The 24H Series powered by Hankook is coming to Germany. From 13th to 15th May, the prestigious endurance series will be at the Hockenheimring, where it reaches the halfway point in the season after three of seven races. With its fast straights and corners, the iconic circuit in the Hardtwald forest is one of the most challenging tracks on the calendar and really places great demands on the drivers, cars and the Ventus Race tyre supplied by title sponsor and exclusive tyre partner Hankook. The Hankook 12H Hockenheimring takes place over two days. The first part of the race is held from 13:55 to 20:00 (local time) on Saturday, followed by the second part from 14:05 to 20:00 on Sunday.

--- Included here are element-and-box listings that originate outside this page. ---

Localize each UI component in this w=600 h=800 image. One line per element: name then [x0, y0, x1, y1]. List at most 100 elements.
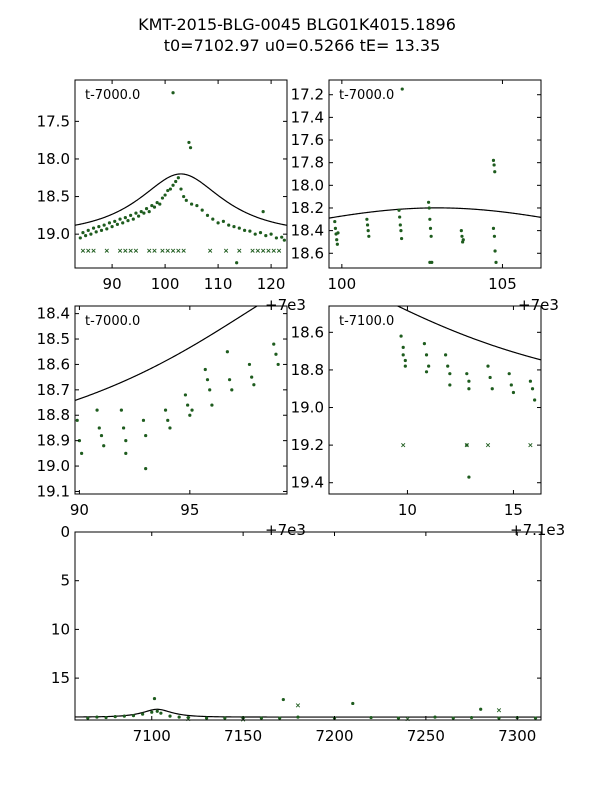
panel-2-peak-zoom: t-7000.0 100 105 17.2 17.4 17.6 17.8 18.0 18.2 1… — [291, 79, 559, 314]
data-point — [335, 238, 339, 242]
y-tick-label: 15 — [51, 669, 70, 687]
data-point — [227, 223, 231, 227]
data-point — [159, 711, 163, 715]
data-point — [152, 205, 157, 209]
data-point — [168, 714, 172, 718]
panel-3-rising-branch: t-7000.0 90 95 18.4 18.5 18.6 18.7 18.8 18.9 19.… — [37, 305, 306, 539]
data-point — [296, 715, 300, 719]
data-point — [507, 372, 511, 376]
data-point — [166, 418, 170, 422]
data-point — [160, 196, 165, 200]
data-point — [433, 715, 437, 719]
data-point — [139, 210, 143, 214]
data-point — [102, 444, 106, 448]
data-point — [105, 227, 109, 231]
data-point — [95, 715, 99, 719]
data-point — [492, 163, 496, 167]
data-point — [208, 388, 212, 392]
cross-point — [86, 248, 91, 253]
data-point — [113, 714, 117, 719]
cross-point — [250, 248, 255, 253]
data-point — [269, 232, 273, 236]
y-tick-label: 18.4 — [37, 305, 70, 323]
data-point — [227, 378, 232, 382]
data-point — [365, 217, 369, 221]
cross-point — [464, 443, 469, 448]
data-point — [171, 183, 175, 187]
data-point — [479, 707, 483, 711]
data-point — [488, 375, 492, 380]
data-point — [134, 211, 138, 215]
y-tick-label: 18.7 — [37, 381, 70, 399]
data-point — [95, 408, 99, 412]
data-point — [147, 210, 151, 214]
data-point — [465, 372, 469, 376]
x-offset-label: +7e3 — [265, 521, 306, 539]
data-point — [168, 426, 172, 430]
cross-point — [133, 248, 139, 253]
data-point — [155, 709, 159, 713]
data-point — [97, 225, 101, 229]
data-point — [494, 260, 498, 264]
y-tick-label: 18.0 — [291, 176, 324, 194]
x-tick-label: 110 — [204, 275, 233, 293]
data-point — [247, 362, 252, 367]
cross-point — [181, 248, 186, 253]
panel-label: t-7000.0 — [85, 314, 140, 329]
x-tick-label: 105 — [488, 275, 517, 293]
data-point — [144, 433, 148, 438]
y-tick-label: 18.6 — [37, 355, 70, 373]
data-point — [137, 214, 141, 218]
data-point — [113, 219, 117, 223]
data-point — [399, 229, 403, 233]
data-point — [427, 206, 431, 210]
cross-point — [271, 248, 276, 253]
data-point — [261, 210, 265, 214]
x-offset-label: +7e3 — [518, 296, 559, 314]
data-point — [188, 413, 192, 417]
cross-point — [165, 248, 170, 253]
data-point — [225, 350, 229, 354]
data-point — [460, 234, 464, 238]
data-point — [121, 426, 126, 430]
y-tick-label: 18.6 — [291, 244, 324, 262]
x-tick-label: 120 — [257, 275, 286, 293]
y-tick-label: 19.0 — [37, 457, 70, 475]
data-point — [533, 398, 537, 402]
axes-frame — [328, 79, 542, 269]
data-point — [424, 370, 429, 374]
data-point — [237, 226, 241, 230]
data-point — [426, 200, 431, 204]
data-point — [422, 342, 426, 346]
x-tick-label: 7300 — [498, 727, 536, 745]
data-point — [158, 202, 162, 206]
data-point — [107, 221, 112, 225]
cross-point — [104, 248, 109, 253]
data-point — [123, 216, 127, 220]
data-point — [403, 358, 407, 363]
data-point — [205, 378, 210, 382]
data-point — [188, 146, 193, 150]
panel-4-falling-branch: t-7100.0 10 15 18.6 18.8 19.0 19.2 19.4 +7.1e3 — [291, 305, 565, 539]
panel-5-full-season: 7100 7150 7200 7250 7300 0 5 10 15 — [51, 523, 542, 745]
x-tick-label: 7100 — [133, 727, 171, 745]
data-point — [150, 710, 154, 714]
data-point — [102, 223, 106, 227]
x-tick-label: 90 — [103, 275, 122, 293]
axes-frame — [74, 79, 288, 269]
y-tick-label: 0 — [60, 523, 70, 541]
cross-point — [401, 443, 406, 448]
data-point — [141, 418, 146, 422]
data-point — [528, 379, 533, 383]
data-point — [81, 231, 85, 235]
panel-label: t-7000.0 — [85, 88, 140, 103]
data-point — [335, 242, 339, 246]
data-point — [366, 229, 370, 233]
figure-title-line2: t0=7102.97 u0=0.5266 tE= 13.35 — [164, 36, 441, 55]
data-point — [399, 236, 404, 241]
model-curve — [75, 306, 259, 402]
data-point — [97, 426, 101, 430]
data-point — [200, 208, 204, 212]
data-point — [243, 228, 247, 232]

The first German race in the 24H Series powered by Hankook took place in Hockenheim in 2020. Since then, the circuit has been an integral part of the endurance series. The 4.574-kilometre strip of asphalt consists of high-speed sections like the Parabolica, and slow sections, in which maximum grip is required. “Due to the varied profile of the track, a set-up with a good balance between aerodynamic and mechanical grip offers the best chance of success,” says Manfred Sandbichler, Hankook Motorsport Director Europe.

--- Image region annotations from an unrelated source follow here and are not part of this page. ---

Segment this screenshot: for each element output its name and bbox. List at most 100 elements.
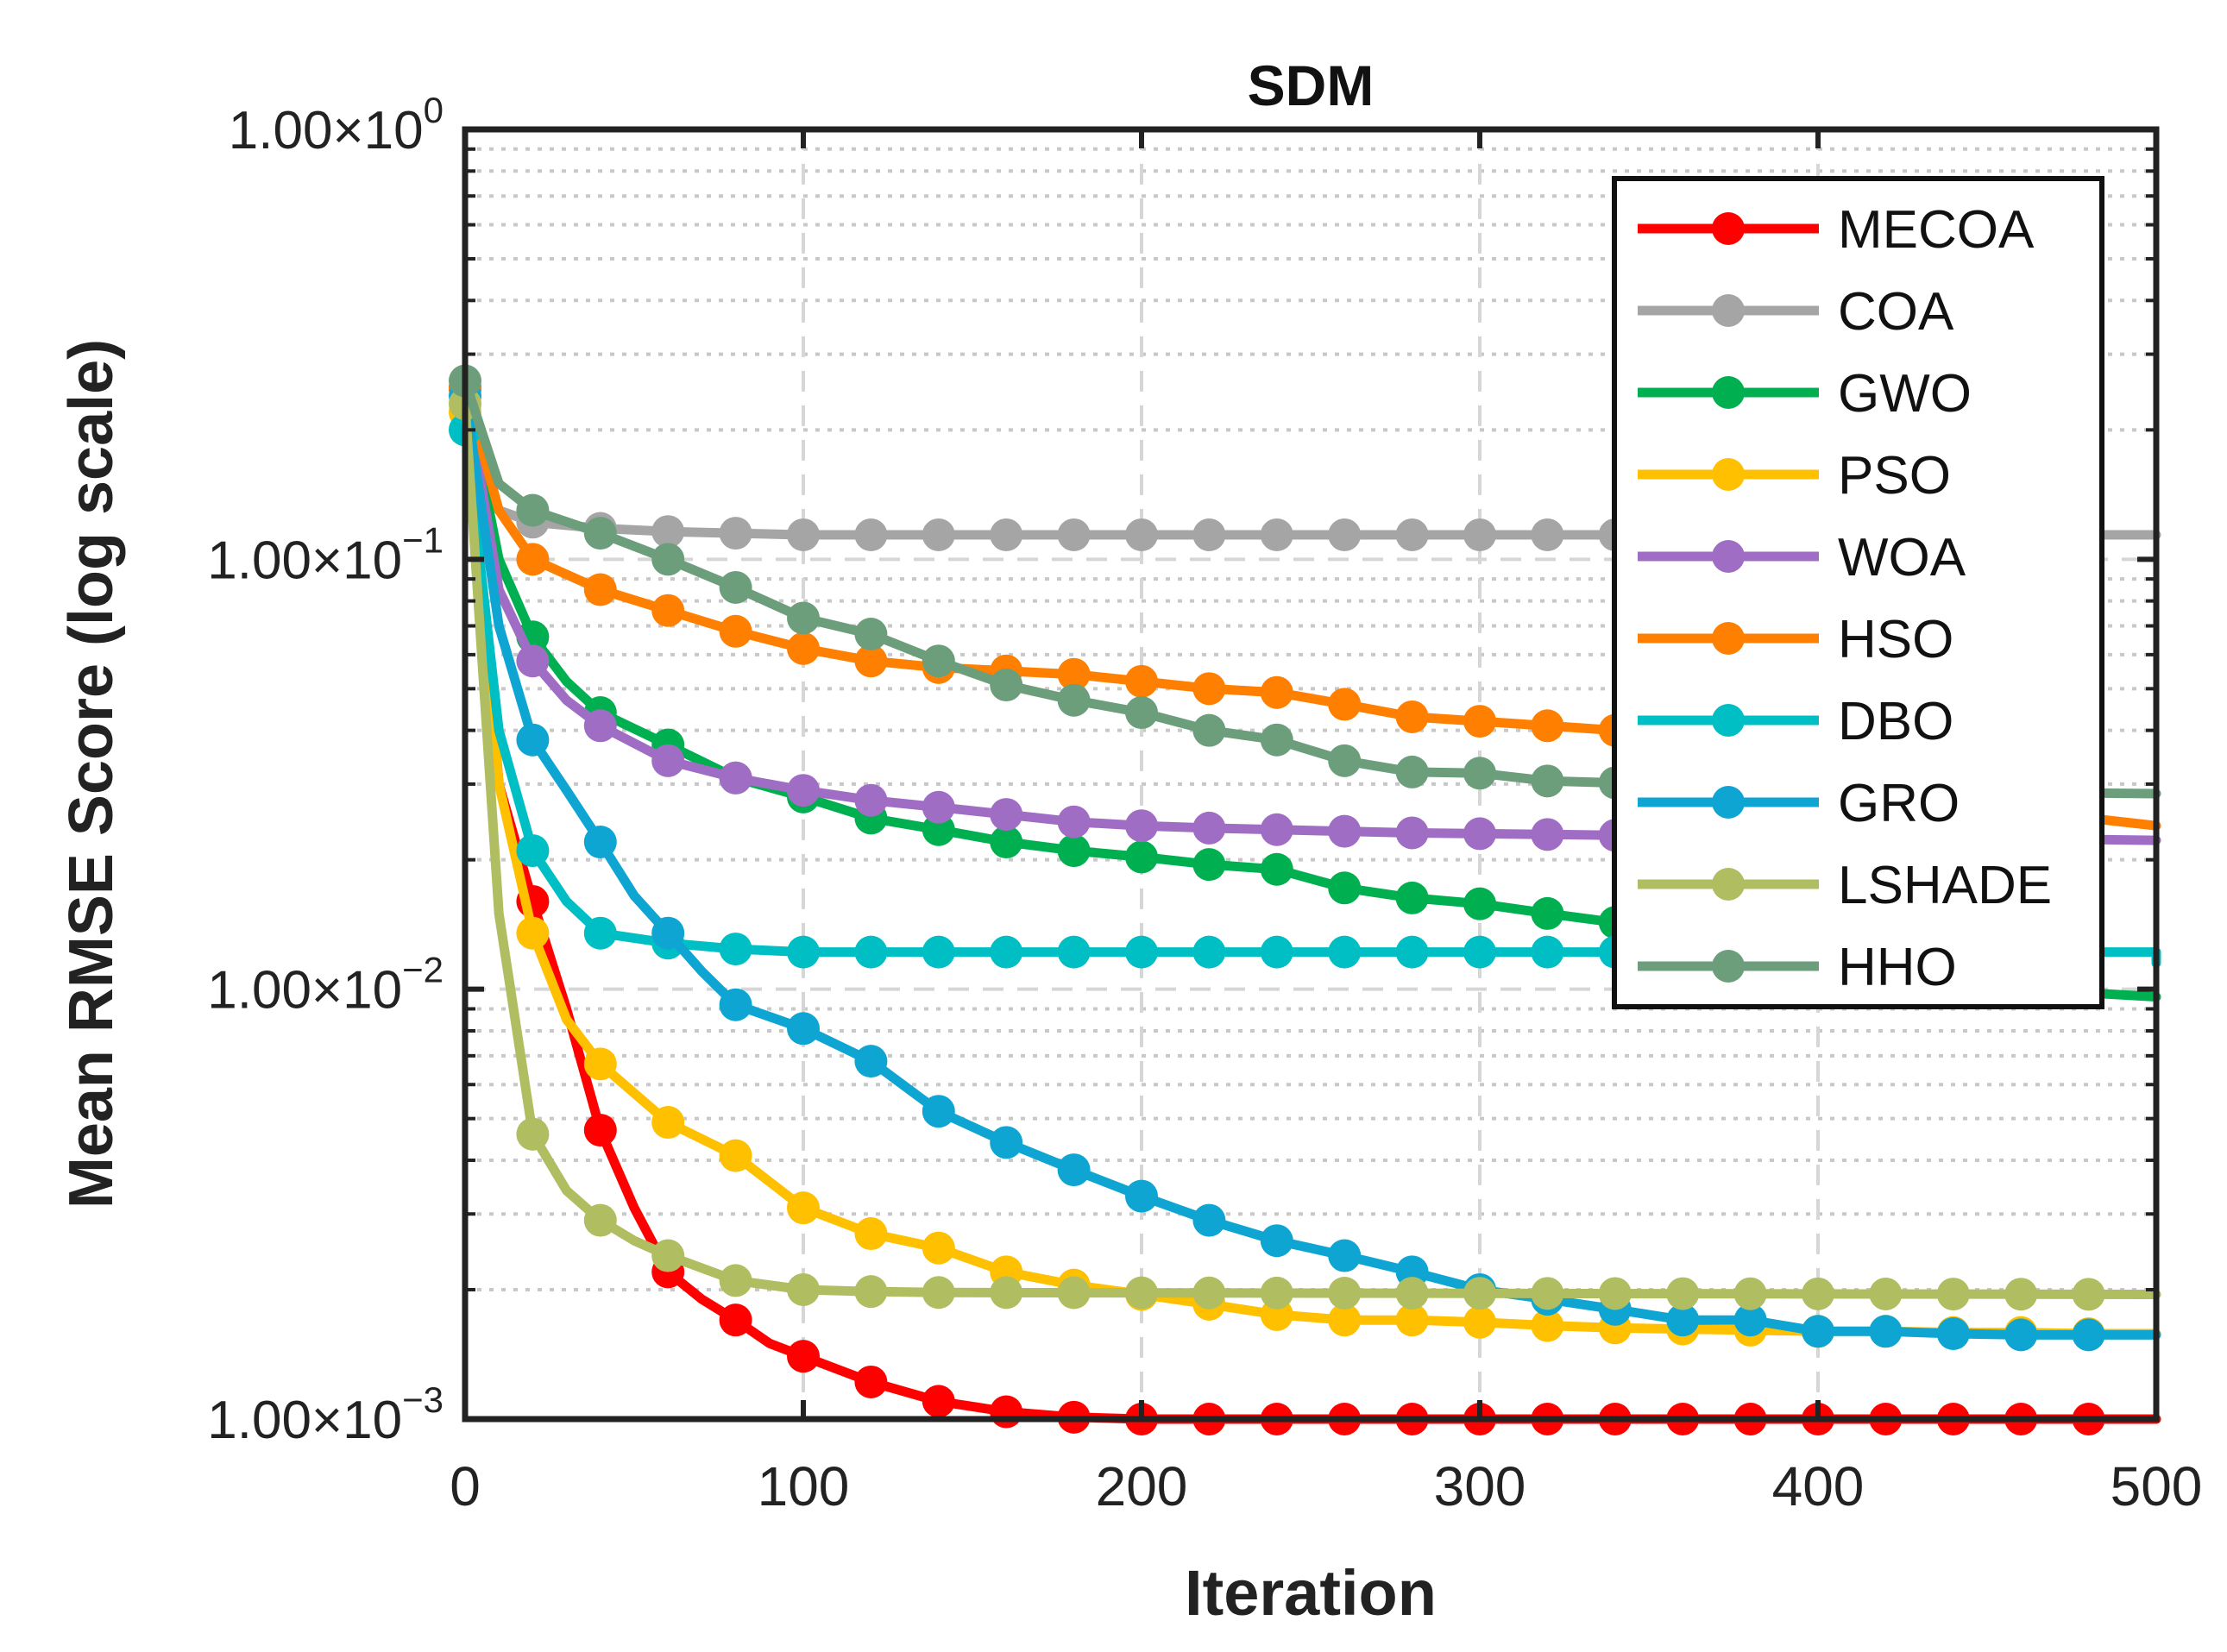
data-point	[1666, 1277, 1700, 1310]
data-point	[787, 1272, 820, 1306]
data-point	[583, 1203, 617, 1237]
data-point	[922, 1385, 955, 1418]
data-point	[651, 1106, 685, 1140]
data-point	[1057, 834, 1091, 868]
plot-frame	[462, 126, 2160, 1423]
data-point	[583, 1114, 617, 1147]
data-point	[1328, 688, 1362, 721]
legend-swatch-marker	[1712, 950, 1745, 983]
data-point	[787, 1012, 820, 1046]
data-point	[1395, 881, 1429, 914]
data-point	[719, 570, 752, 604]
y-tick-label: 1.00×10−3	[207, 1379, 444, 1450]
data-point	[2072, 1278, 2105, 1311]
data-point	[1531, 935, 1564, 969]
data-point	[1192, 672, 1226, 706]
data-point	[1057, 683, 1091, 717]
data-point	[1260, 935, 1293, 969]
data-point	[516, 834, 550, 868]
data-point	[1057, 657, 1091, 691]
data-point	[787, 518, 820, 551]
data-point	[583, 916, 617, 950]
data-point	[990, 798, 1023, 832]
data-point	[719, 1303, 752, 1337]
data-point	[1328, 814, 1362, 848]
series-lshade	[449, 387, 2161, 1311]
x-tick-label: 0	[450, 1455, 481, 1517]
x-tick-label: 500	[2111, 1455, 2203, 1517]
data-point	[1328, 935, 1362, 969]
data-point	[1531, 1309, 1564, 1342]
data-point	[787, 631, 820, 665]
data-point	[651, 744, 685, 777]
data-point	[787, 601, 820, 635]
data-point	[719, 933, 752, 966]
data-point	[1328, 518, 1362, 551]
data-point	[787, 1191, 820, 1225]
chart-title: SDM	[1248, 53, 1375, 117]
data-point	[1057, 935, 1091, 969]
legend-entry-woa: WOA	[1638, 528, 1966, 587]
data-point	[2004, 1318, 2038, 1352]
data-point	[1531, 518, 1564, 551]
data-point	[922, 1276, 955, 1310]
data-point	[1733, 1277, 1767, 1310]
data-point	[922, 644, 955, 678]
data-point	[854, 518, 888, 551]
data-point	[719, 761, 752, 795]
data-point	[787, 774, 820, 807]
data-point	[583, 573, 617, 606]
data-point	[787, 1340, 820, 1373]
data-point	[1869, 1315, 1903, 1348]
data-point	[1463, 757, 1496, 790]
data-point	[1328, 1276, 1362, 1310]
data-point	[854, 783, 888, 817]
x-tick-label: 100	[758, 1455, 850, 1517]
data-point	[719, 614, 752, 648]
legend-label: MECOA	[1838, 200, 2035, 260]
data-point	[1125, 1179, 1158, 1213]
legend-label: LSHADE	[1838, 856, 2052, 915]
data-point	[854, 618, 888, 651]
legend-swatch-marker	[1712, 294, 1745, 327]
data-point	[1192, 1276, 1226, 1310]
data-point	[1192, 518, 1226, 551]
data-point	[719, 1264, 752, 1297]
data-point	[1192, 1203, 1226, 1237]
legend-label: GWO	[1838, 364, 1972, 424]
legend-swatch-marker	[1712, 540, 1745, 573]
data-point	[990, 1276, 1023, 1310]
data-point	[1463, 817, 1496, 851]
data-point	[922, 1231, 955, 1265]
data-point	[516, 543, 550, 576]
data-point	[990, 669, 1023, 702]
data-point	[1463, 1305, 1496, 1339]
legend: MECOA COA GWO PSO WOA HSO DBO GRO LSHADE HHO	[1612, 176, 2104, 1009]
data-point	[1802, 1277, 1834, 1310]
data-point	[1125, 518, 1158, 551]
data-point	[1463, 887, 1496, 920]
data-point	[516, 493, 550, 527]
data-point	[516, 916, 550, 950]
data-point	[1733, 1303, 1767, 1337]
data-point	[2004, 1278, 2038, 1311]
data-point	[583, 826, 617, 859]
data-point	[787, 935, 820, 969]
data-point	[854, 1045, 888, 1078]
data-point	[1328, 1303, 1362, 1337]
legend-entry-gwo: GWO	[1638, 364, 1972, 424]
data-point	[990, 518, 1023, 551]
data-point	[1057, 518, 1091, 551]
data-point	[516, 644, 550, 678]
data-point	[1328, 744, 1362, 777]
data-point	[922, 790, 955, 824]
legend-swatch-marker	[1712, 212, 1745, 245]
data-point	[1260, 1276, 1293, 1310]
data-point	[854, 644, 888, 678]
data-point	[1395, 755, 1429, 788]
data-point	[1192, 935, 1226, 969]
data-point	[651, 515, 685, 549]
data-point	[1531, 709, 1564, 743]
legend-label: HSO	[1838, 610, 1953, 669]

One feature of the Hockenheimring are the high and sharp-edged kerbs, which the drivers often take at high speed. This causes the profile of the Hankook Ventus Race to deform, which in turn puts great strain on the running surface and construction. However, these challenges have not affected the strong performance of the race tyre in recent years.

Another characteristic of the circuit in Baden-Württemberg are the many bumps. In these sections, the cars have a tendency to “bounce” at high speeds, which sees the front of the car move up and down rapidly. Hankook Motorsport Director Europe: “The bouncing can be very uncomfortable for the drivers in braking zones, like the entry to turn two. If you miss the precise braking point, you lose a lot of time. In the past, a number of teams have tried to compensate for the unevenness of the track with low tyre pressures. However, that puts strain on the construction of the Ventus Race in other passages, such as the fast corners, which can then lead to slower lap times. As at many other racetracks, the overall package of flexible set-up and the right tyre pressures is key to success.”